Boris must win against barmy Tory Remainers…

If Parliament continues to block Brexit, Mr Johnson is right to shut it down. Just this week a ComRes survey showed 54 percent of Britons would support him proroguing Parliament to ensure we leave on October 31. If Remainer MPs win a vote of no confidence, Boris should call an election for immediately after we have left. These barmy MPs must no longer be allowed to derail our democratic process. They voted to give us the choice in 2016 and must stick by their decision. It really is the People’s PM against Parliament – and Boris must win for the sake of democracy.

Otherwise what is the point of voting ever again? Especially when a handful of deluded MPs think it’s better to entrust our nation to a Marxist dinosaur than simply extricating ourselves from a failing EU.

Tim Newark

Updated: 19th August 2019 — 10:07 pm


  1. My problem with the whole Boris calling an election schtick, kind of assumes that the 17.4 million who voted for BRExit will vote Tory to preserve their gains in the referendum. I don’t think this follows at all. At best you might get a rerun of the 2015 referendum where some people voted Tory (much to Dave Cameron’s surprise and eventual chagrin) to get a vote on the EU.

    The problem is that there have been some changes in the structure of both the Labour and Tory base such that it is possible we will be back with another minority Tory government. The most egregious of the Labour and Tory traitors might lose their seats, but that not may not make that much difference as there is a broad spectrum across both Labour and Tories to say “Yes to Leaving the EU, No to a Hard BRExit”.

    So I don’t think an election at this time (pre-BRExit) would actually resolve anything. Better to have Boris push on through with BRExit by any means necessary (even proroguing Parliament if possible/required) than throw the dice on yet another general election.

  2. “It really is the People’s PM against Parliament

    That seems a little over-dramatic — given that Boris was not chosen by the people of the UK; he was chosen by card-carrying members of the Conservative Party, who are a rather small sample of the UK population, and a distinctly unrepresentative sample at that.

    It may be distasteful to some, but the situation in Parliament is probably a fair reflection of the situation in the country as a whole: Parliament is divided because the people are deeply divided. The 17.4 Million who voted for Leave 3 years ago constitute only 37% of the citizens of the UK. Only about 6 million people took the easy opportunity to cast an essentially consequence-free protest vote for the Brexit Party in the European Parliament earlier this year.

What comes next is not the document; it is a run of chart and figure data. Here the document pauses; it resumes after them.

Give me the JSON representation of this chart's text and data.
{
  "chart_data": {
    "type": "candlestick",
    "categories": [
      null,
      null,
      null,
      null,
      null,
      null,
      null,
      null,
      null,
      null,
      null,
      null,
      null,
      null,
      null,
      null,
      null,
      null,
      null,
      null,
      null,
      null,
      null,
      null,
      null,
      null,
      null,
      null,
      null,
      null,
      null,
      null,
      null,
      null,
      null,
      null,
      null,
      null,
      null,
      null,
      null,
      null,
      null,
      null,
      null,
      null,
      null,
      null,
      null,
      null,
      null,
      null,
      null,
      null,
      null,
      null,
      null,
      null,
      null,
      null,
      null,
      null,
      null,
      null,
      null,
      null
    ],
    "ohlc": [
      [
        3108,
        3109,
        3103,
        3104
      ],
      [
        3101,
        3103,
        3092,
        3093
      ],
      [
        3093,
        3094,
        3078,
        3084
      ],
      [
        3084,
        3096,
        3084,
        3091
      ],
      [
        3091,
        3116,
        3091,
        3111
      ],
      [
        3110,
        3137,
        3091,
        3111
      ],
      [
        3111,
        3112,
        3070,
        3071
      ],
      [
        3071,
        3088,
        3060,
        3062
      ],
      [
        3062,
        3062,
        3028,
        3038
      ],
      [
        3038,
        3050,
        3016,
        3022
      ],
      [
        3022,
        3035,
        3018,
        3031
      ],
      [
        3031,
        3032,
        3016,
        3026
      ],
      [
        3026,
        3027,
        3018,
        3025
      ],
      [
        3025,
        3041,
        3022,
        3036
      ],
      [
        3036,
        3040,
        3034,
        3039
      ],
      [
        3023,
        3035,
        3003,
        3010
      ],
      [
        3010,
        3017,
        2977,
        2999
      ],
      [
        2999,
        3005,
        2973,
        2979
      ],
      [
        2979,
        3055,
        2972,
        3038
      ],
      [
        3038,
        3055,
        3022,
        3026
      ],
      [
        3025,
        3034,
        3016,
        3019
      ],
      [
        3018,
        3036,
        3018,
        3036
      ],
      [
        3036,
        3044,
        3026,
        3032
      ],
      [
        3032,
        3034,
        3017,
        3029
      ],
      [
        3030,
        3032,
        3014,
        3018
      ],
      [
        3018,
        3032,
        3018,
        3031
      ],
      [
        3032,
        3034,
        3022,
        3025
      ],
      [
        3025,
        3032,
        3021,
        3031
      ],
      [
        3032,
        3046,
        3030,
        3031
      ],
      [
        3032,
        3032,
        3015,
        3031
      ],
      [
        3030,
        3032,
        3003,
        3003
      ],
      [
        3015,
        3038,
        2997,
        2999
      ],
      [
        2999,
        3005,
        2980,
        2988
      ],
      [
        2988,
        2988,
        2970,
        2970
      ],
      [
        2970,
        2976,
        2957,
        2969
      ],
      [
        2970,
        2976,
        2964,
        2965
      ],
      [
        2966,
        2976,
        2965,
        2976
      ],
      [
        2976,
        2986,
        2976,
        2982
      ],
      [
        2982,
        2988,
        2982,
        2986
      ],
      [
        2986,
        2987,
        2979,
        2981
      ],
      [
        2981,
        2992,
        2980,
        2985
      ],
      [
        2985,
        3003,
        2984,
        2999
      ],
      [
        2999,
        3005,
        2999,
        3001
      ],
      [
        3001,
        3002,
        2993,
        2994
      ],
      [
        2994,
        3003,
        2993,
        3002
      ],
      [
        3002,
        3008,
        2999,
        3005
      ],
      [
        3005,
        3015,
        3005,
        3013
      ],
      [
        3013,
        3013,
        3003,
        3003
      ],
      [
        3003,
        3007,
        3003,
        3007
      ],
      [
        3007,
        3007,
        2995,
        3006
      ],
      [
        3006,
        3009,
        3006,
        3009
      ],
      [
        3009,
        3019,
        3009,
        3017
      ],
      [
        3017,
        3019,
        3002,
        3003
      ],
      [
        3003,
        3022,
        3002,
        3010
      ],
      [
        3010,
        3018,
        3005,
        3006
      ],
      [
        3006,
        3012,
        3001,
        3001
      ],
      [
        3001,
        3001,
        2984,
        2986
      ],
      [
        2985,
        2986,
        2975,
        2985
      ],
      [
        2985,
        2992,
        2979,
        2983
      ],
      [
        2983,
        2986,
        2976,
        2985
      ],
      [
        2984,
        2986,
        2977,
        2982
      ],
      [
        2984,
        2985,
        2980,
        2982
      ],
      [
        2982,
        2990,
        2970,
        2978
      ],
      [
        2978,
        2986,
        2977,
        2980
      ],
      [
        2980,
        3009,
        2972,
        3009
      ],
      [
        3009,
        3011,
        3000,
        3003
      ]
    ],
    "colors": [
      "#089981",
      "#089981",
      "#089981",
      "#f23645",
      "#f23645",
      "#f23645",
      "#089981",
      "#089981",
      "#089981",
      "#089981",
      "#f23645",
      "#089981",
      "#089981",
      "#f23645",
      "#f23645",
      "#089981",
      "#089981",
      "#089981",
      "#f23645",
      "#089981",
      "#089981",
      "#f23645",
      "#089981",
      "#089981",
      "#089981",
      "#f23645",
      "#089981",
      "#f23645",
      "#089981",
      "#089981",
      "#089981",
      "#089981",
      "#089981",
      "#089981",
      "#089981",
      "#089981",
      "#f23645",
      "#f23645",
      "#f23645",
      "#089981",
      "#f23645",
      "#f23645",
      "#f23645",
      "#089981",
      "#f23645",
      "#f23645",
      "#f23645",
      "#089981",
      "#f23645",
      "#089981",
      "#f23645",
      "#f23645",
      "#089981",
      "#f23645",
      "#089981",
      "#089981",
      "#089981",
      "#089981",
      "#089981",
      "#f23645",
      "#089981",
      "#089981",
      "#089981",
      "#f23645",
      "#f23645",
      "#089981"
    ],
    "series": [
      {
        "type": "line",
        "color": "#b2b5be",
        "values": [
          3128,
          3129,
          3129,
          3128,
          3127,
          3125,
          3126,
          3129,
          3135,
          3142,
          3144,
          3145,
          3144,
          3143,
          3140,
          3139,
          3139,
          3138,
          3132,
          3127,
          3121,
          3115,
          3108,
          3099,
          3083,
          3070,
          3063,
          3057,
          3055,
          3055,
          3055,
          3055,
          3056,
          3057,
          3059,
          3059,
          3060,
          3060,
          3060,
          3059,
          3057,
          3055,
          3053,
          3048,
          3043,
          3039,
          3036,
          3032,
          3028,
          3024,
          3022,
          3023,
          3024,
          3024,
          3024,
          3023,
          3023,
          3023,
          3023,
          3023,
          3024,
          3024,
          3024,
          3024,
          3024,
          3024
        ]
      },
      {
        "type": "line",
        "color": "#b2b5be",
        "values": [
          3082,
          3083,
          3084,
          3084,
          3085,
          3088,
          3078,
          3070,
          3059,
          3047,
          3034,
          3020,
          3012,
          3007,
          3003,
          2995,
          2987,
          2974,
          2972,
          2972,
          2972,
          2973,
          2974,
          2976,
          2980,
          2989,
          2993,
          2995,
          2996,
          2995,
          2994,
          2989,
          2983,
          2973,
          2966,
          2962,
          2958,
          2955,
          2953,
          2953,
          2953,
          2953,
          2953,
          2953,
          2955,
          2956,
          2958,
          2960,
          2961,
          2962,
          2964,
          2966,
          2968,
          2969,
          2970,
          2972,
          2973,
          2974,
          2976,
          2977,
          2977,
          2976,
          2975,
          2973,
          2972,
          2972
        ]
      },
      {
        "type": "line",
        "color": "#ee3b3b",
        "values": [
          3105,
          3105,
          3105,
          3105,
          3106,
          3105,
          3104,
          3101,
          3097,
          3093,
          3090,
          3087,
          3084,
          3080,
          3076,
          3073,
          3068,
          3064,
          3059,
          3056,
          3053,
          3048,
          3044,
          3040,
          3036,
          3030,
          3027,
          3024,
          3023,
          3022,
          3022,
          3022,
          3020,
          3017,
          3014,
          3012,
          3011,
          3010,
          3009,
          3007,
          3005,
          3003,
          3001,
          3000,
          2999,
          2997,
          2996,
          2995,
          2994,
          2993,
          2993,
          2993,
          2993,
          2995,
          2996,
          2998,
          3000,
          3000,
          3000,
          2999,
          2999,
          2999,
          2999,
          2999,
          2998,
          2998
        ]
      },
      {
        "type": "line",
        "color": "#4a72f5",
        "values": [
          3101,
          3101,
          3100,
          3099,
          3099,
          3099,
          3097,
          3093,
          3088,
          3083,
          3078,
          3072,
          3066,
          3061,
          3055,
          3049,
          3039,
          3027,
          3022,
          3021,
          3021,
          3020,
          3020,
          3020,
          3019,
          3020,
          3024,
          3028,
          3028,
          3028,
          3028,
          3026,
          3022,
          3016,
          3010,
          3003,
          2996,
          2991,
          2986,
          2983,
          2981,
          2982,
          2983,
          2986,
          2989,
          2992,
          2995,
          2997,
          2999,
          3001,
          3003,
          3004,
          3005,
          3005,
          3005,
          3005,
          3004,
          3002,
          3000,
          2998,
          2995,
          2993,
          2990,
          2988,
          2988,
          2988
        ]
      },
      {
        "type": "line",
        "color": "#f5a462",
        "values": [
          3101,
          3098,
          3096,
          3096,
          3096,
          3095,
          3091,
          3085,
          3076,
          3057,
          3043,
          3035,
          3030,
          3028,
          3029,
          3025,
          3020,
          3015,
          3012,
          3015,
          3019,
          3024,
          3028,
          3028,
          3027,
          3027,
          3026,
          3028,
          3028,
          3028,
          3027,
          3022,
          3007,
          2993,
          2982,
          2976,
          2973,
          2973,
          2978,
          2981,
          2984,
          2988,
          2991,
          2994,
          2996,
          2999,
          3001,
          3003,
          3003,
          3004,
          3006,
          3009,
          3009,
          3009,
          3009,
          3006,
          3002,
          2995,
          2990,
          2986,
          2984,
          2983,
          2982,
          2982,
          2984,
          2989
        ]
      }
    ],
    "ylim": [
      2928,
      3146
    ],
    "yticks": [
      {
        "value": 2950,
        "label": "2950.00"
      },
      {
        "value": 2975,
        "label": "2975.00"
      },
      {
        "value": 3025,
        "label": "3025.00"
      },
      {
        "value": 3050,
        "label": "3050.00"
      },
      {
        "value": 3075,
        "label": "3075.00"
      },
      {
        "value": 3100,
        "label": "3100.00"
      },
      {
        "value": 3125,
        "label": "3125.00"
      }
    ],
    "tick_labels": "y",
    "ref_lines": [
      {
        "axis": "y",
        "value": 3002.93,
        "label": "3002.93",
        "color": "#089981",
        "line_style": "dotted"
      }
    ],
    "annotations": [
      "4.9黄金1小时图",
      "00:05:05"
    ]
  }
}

    Brexiteers missed a great opportunity when they failed to use their narrow win in the Referendum as a platform to continue to persuade their fellow citizens, and instead adopted the off-putting Barry Obama triumphalist “We Won” position. But that is water under the bridge. Brexit will happen, and what really matters now is what follows Brexit. If it is a return to the sterile status quo ante of shadow-boxing between Tory & Labour incompetents, it will be a disappointing outcome for the UK.

  3. what really matters now is what follows Brexit. If it is a return to the sterile status quo ante of shadow-boxing between Tory & Labour incompetents, it will be a disappointing outcome for the UK.

    I can’t really see that, mostly because Labour have been in decline over the last decade as illustrated by the loss of the 2010 GE and have lost ground further and faster under Ed Millipede and Comrade Jezza. None of that was particularly BRExit related prior to the 2016 Referendum, so why should the post-BRExit climate be any more bracing for Labour?

    The Tories are still in a honeymoon period with Boris, but if he delivers BRExit then he’ll have pleased the majority in his party (although not necessarily the MP’s) and I can imagine the Tory PPC’s electioneering in the next General Election will be glad to be able to put the divisiveness of Europe behind them. Will the Remoaners like Hammond “Quit banging on about Europe” after BRExit though? That’s an interesting question (and possibly moot if the Remoaners are deselected / ejected at the next GE).

    So although I put the Tory party’s chances as higher, it depends upon them being able to turn BRExit into a genuine victory, which means it must be a success in the long run (even if there is short term disruption) and the Remoaners must be silenced in the name of party unity if nothing else.

    A return to the flip-flop of Labour / Tory governments? Can’t see it myself. More likely there will be a disintegration of the Labour Party into several smaller parties, none of which will achieve anything of note.

  4. Certainly, the Labour Party could disintegrate what would follow is hard to predict, especially since younger voters seem to be both more inclined to socialism and more supportive of the EU. On the other hand, the Conservative Party has not exactly covered itself in glory either these last few years, and both Parties have been shedding members at a fairly rapid klick.

    None of the UK political parties seem to have articulated any clear plans for what to do on the Day After Brexit. That yawning vacuum will eventually have to be filled, which may create surprises & disappointments for many people. Interesting times!